Society cannot exist unless a controlling power on will and appetite be placed somewhere, and the less of it there is within, the more there must be without.

            Our modern day cultural and social decay would not have surprised the great philosophers and statesmen of the old Western liberal tradition. As an American scholar, M. Stanton Evans, has shown in his book, The Theme Is Freedom: Religion, Politics, and the American Tradition, (Regnery, 1994), most of these figures were Christians, from Aquinas and John of Salisbury in the Middle Ages, to Milton, Sidney, and Locke in the 17th century, and the “Founding Fathers” of the United States in the 18th century.

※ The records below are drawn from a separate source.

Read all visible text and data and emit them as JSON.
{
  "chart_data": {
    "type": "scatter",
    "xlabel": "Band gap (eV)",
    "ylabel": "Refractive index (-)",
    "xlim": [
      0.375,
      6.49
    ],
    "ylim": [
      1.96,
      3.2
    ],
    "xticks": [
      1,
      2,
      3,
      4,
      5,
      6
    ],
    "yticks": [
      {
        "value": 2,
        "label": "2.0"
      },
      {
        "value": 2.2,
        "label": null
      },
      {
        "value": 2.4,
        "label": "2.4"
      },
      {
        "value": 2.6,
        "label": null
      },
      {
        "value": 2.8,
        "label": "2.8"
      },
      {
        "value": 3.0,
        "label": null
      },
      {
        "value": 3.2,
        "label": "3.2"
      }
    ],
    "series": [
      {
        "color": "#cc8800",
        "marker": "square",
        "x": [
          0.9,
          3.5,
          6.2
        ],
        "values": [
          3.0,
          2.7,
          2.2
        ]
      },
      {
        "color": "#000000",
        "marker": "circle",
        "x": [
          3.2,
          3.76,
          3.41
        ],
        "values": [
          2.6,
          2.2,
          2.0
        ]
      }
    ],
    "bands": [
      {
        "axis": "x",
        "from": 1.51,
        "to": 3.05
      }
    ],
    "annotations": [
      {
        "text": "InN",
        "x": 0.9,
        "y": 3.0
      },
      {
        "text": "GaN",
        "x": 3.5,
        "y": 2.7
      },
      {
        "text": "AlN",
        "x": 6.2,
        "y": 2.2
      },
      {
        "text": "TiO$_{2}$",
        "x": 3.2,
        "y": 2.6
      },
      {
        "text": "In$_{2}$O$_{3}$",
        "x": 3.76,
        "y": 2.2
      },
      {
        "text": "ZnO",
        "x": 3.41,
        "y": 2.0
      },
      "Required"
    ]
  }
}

It is therefore appropriate that I should conclude with George Washington’s famous warning to his countrymen, contained in his farewell address to Congress as America’s first President (17 September 1796):

Of all the dispositions and habits which lead to political prosperity, religion and morality are indispensable supports . . . . Let it simply be asked where is the security for property, for reputation, for life, if the sense of religious obligation deserts the oaths which are the instruments of investigation in Courts of Justice? And let us with caution indulge the supposition that morality can be maintained without religion. Whatever may be conceded to the influence of refined education on minds of peculiar structure, reason and experience both forbid us to expect that national morality can prevail in exclusion of religious principle.